Hagiwara K, Hamada O, Itabashi K, Hoshino S, Iwaya F, Igari T, Tanji M, Watanabe M, Motoki R
Kyobu Geka. 1989 Dec;42(13):1127-30.
The patient was 63-year-old man, who underwent patch closure of VSP 37 days after onset. LVAD was required for weaning from CPB. Mediastinitis occurred after LVAD was removed. The mediastinum was irrigated using diluted antibiotics through the retrosternal drain. He discharged on 79th day postoperatively. False aortic aneurysm and marked AR was pointed out by cineangiography and enhanced CT scan two years after operation. AVR was performed through right thoracotomy, because false aortic aneurysm invaded the sternum. The aneurysmal wall was repaired with patch. Postoperatively, peritoneal dialysis was performed for two days. Flail chest made difficult weaning from the respirator. He died 11 days postoperatively due to respiratory failure. There remains the possibility that mediastinitis resulted in false aortic aneurysm and AR. It was esseutial to remove the foreign materials placed on the aorta for eradication of infection.

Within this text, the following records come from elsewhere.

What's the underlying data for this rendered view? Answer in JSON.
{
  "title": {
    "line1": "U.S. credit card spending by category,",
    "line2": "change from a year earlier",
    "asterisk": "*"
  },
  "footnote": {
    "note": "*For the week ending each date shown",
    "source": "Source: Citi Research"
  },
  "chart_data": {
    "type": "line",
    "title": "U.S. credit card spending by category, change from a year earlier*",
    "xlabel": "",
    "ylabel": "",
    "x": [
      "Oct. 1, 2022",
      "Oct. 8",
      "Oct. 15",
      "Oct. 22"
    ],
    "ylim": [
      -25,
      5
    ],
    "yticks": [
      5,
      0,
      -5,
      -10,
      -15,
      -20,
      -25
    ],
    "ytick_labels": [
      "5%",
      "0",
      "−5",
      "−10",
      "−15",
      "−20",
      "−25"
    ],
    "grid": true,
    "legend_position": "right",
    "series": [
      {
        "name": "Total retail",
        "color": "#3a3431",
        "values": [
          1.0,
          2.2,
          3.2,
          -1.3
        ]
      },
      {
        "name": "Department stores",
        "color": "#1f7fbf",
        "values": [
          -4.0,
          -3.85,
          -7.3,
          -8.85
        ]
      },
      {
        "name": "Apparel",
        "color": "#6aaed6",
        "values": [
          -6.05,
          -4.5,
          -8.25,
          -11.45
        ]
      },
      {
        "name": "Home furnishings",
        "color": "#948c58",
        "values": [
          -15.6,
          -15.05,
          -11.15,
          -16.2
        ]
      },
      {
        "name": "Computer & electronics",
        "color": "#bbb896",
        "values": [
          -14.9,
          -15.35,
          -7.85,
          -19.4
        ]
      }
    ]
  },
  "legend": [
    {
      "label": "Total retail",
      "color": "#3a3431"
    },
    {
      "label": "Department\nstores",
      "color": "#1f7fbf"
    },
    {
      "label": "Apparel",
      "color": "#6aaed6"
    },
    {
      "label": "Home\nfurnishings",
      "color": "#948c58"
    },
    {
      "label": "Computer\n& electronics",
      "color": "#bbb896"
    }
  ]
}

该患者为一名63岁男性,发病37天后接受了室间隔穿孔修补术。脱机需要左心室辅助装置(LVAD)。移除LVAD后发生了纵隔炎。通过胸骨后引流管使用稀释抗生素冲洗纵隔。患者于术后第79天出院。术后两年的电影血管造影和增强CT扫描显示有假性主动脉瘤和明显的主动脉反流(AR)。由于假性主动脉瘤侵犯胸骨,通过右胸切开术进行了主动脉瓣置换术(AVR)。用补片修复动脉瘤壁。术后进行了两天的腹膜透析。连枷胸使脱机困难。患者术后11天因呼吸衰竭死亡。纵隔炎导致假性主动脉瘤和AR仍有可能。为根除感染,必须移除置于主动脉上的异物。